Dal Globo si alza il grido "liberate Gabriele" 

Pistoia, il flashmob per manifestare la vicinanza al blogger trattenuto in Turchia. Striscioni e volantini dell’Arci, partecipanti volenterosi ma la città è tiepida

PISTOIA. Anche Pistoia, come molte altre città italiane, ha voluto manifestare la sua vicinanza ai familiari di Gabriele Del Grande, il giovane giornalista, scrittore e regista lucchese di residenza, ma pesciatino di origine, di fatto detenuto in Turchia dal 9 aprile senza una chiara motivazione. Lo ha fatto con un flashmob organizzato da Arci, Anpi e Cgil di Pistoia nel pomeriggio di oggi, giovedì 19, sul Globo. Davanti allo striscione con la scritta #FreeGabriele, ormai adottata dal popolo del web a cui sta a cuore la causa, si sono radunate una trentina di persone. Una risposta tiepida da parte della città e soprattutto dei giovani, per la verità, vista l’importanza della causa, ma onore agli organizzatori e ai pochi che non hanno voluto mancare all’appuntamento.

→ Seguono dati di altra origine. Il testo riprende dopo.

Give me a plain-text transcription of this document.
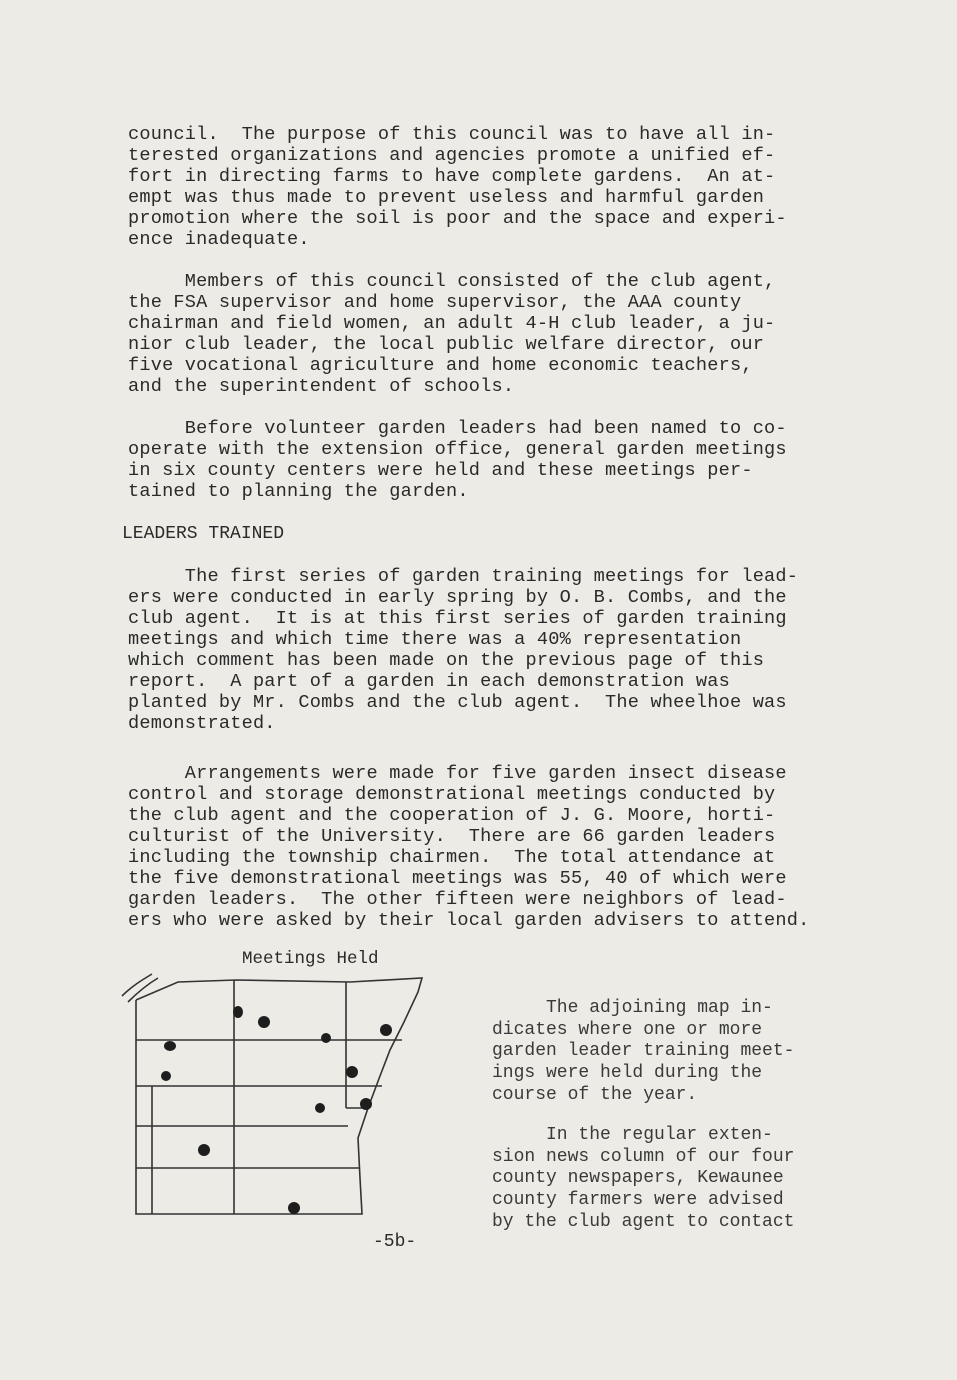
council.  The purpose of this council was to have all in-
terested organizations and agencies promote a unified ef-
fort in directing farms to have complete gardens.  An at-
empt was thus made to prevent useless and harmful garden
promotion where the soil is poor and the space and experi-
ence inadequate.
Members of this council consisted of the club agent,
the FSA supervisor and home supervisor, the AAA county
chairman and field women, an adult 4-H club leader, a ju-
nior club leader, the local public welfare director, our
five vocational agriculture and home economic teachers,
and the superintendent of schools.
Before volunteer garden leaders had been named to co-
operate with the extension office, general garden meetings
in six county centers were held and these meetings per-
tained to planning the garden.

LEADERS TRAINED

The first series of garden training meetings for lead-
ers were conducted in early spring by O. B. Combs, and the
club agent.  It is at this first series of garden training
meetings and which time there was a 40% representation
which comment has been made on the previous page of this
report.  A part of a garden in each demonstration was
planted by Mr. Combs and the club agent.  The wheelhoe was
demonstrated.
Arrangements were made for five garden insect disease
control and storage demonstrational meetings conducted by
the club agent and the cooperation of J. G. Moore, horti-
culturist of the University.  There are 66 garden leaders
including the township chairmen.  The total attendance at
the five demonstrational meetings was 55, 40 of which were
garden leaders.  The other fifteen were neighbors of lead-
ers who were asked by their local garden advisers to attend.

Meetings Held

The adjoining map in-
dicates where one or more
garden leader training meet-
ings were held during the
course of the year.
In the regular exten-
sion news column of our four
county newspapers, Kewaunee
county farmers were advised
by the club agent to contact

-5b-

Flashmob sul Globo per la liberazione di Gabriele Del Grande Pistoia ha voluto esprimere la sua vicinanza al giornalista bloccato in Turchia: Valentina Vettori dell’Arci parla dell’iniziativa (Video Lorenzo Enrico Gori)L'ARTICOLO

«Ci sembrava doveroso fare qualcosa per manifestare per la libertà di stampa e di pensiero in un Paese come la Turchia in cui queste libertà sembrano sempre più compromesse - hanno detto Valentina Vettori, Alberto Zinanni e Silvia Bini dell’Arci provinciale - Questa mattina abbiamo incontrato Massimo Del Grande, il babbo di Gabriele, il quale ci ha ringraziato e ha mandato un simbolico abbraccio a tutti i partecipanti al flashmob - Si è quasi scusato per non poter essere presente, ma è chiaramente molto impegnato in giro negli uffici per capire come muoversi. Ci ha fatto sapere, notizia importante, che domani Gabriele dovrebbe incontrare il console italiano in Turchia e il suo legale. Speriamo davvero che questo possa essere un primo passo verso la sua liberazione».

Una manifestazione analoga, sempre con l’Arci in prima fila, è stata organizzata ieri sera anche a Prato, mentre Pescia mercoledì sera ha voluto rappresentare la sua vicinanza alla famiglia Del Grande, che vive a Pietrabuona, con una importante manifestazione in consiglio comunale, presenti tutti i sindaci della Valdinievole. Gabriele Del Grande si trovava in Turchia, nella parte confinante con la Siria, per raccogliere materiale per realizzare un nuovo libro: una raccolta di testimonianze di profughi siriani sulla guerra in Siria e la nascita dell’Isis.

Solo mercoledì gli è stato concesso di telefonare alla sua compagna, a cui ha annunciato l’inizio dello sciopero della fame perché gli siano garantiti i più elementari diritti, dalla formalizzazione dell’accusa alla nomina di avvocato, fino alla semplice possibilità di comunicare con l’esterno. In Turchia, soprattutto dopo la dichiarazione dello stato d’emergenza successiva al fallito golpe della scorsa estate, c’è stata una forte stretta repressiva a scapito del riuspetto dei diritti umani. (f.a.)